Tandaseru – Beredar kabar Bupati Jember Faida memiliki Kartu Tanda Penduduk (KTP ) ganda. KTP ganda itu dibuatkan Kepala Dispendukcapil Jember Sri Wahyuniati.

Sementara itu, Sri Wahyuniati sendiri  sudah ditetapkan sebagai tersangka oleh Polres Jember Jatim, dalam sebuah operasi tangkap tangan (OTT).

Informasi menyebutkan pembuatan KTP ganda untuk Bupati Jember Faida tersebut dengan alasan untuk cadangan bila KTP bupati hilang.

Dekan Fakultas Hukum Universitas Jember Nurul Ghufron mengatakan, setiap warga negara dilarang memiliki KTP lebih dari satu, karena secara formal untuk memberi kepastian hukum jumlah penduduk Indonesia. “Jadi untuk setiap penduduk hanya boleh memiliki satu KTP saja,” kata Nurul.

Jika ada KTP ganda, kata Nurul, hal itu bisa menimbulkan potensi penyimpangan. Ada identitas sama, serta nomer kependudukan sama dan dicetak lebih dari satu itu namanya KTP ganda.

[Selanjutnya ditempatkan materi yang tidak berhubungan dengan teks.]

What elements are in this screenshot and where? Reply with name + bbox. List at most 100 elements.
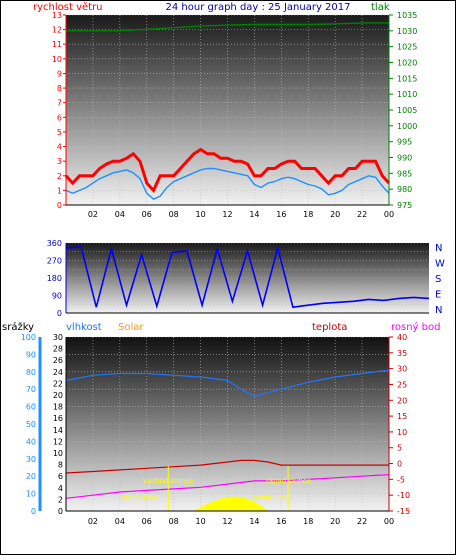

“Selain itu, jika ada dua KTP dengan nama sama tapi NIK beda pasti disitu ada pemalsuan, karena tidak mungkin satu orang memiliki dua data yang berbeda. Ini berlaku untuk semua warga negara tak terkecuali pejabat,” ucapnya.

Menurut Nurul, jika memang KTP hilang, yang bersangkutan harus melapor ke pihak kepolisian. “Jadi tidak boleh mengeluarkan KTP yang dinyatakan hilang tiba-tiba menerbitkan KTP cadangan langsung. Itu namanya mal administrasi, penerbitannya tanpa memenuhi syarat dan hal itu sudah diatur dalam Undang-undang No. 23 tahun 2006 tentang administrasi kependudukan,” ujarnya.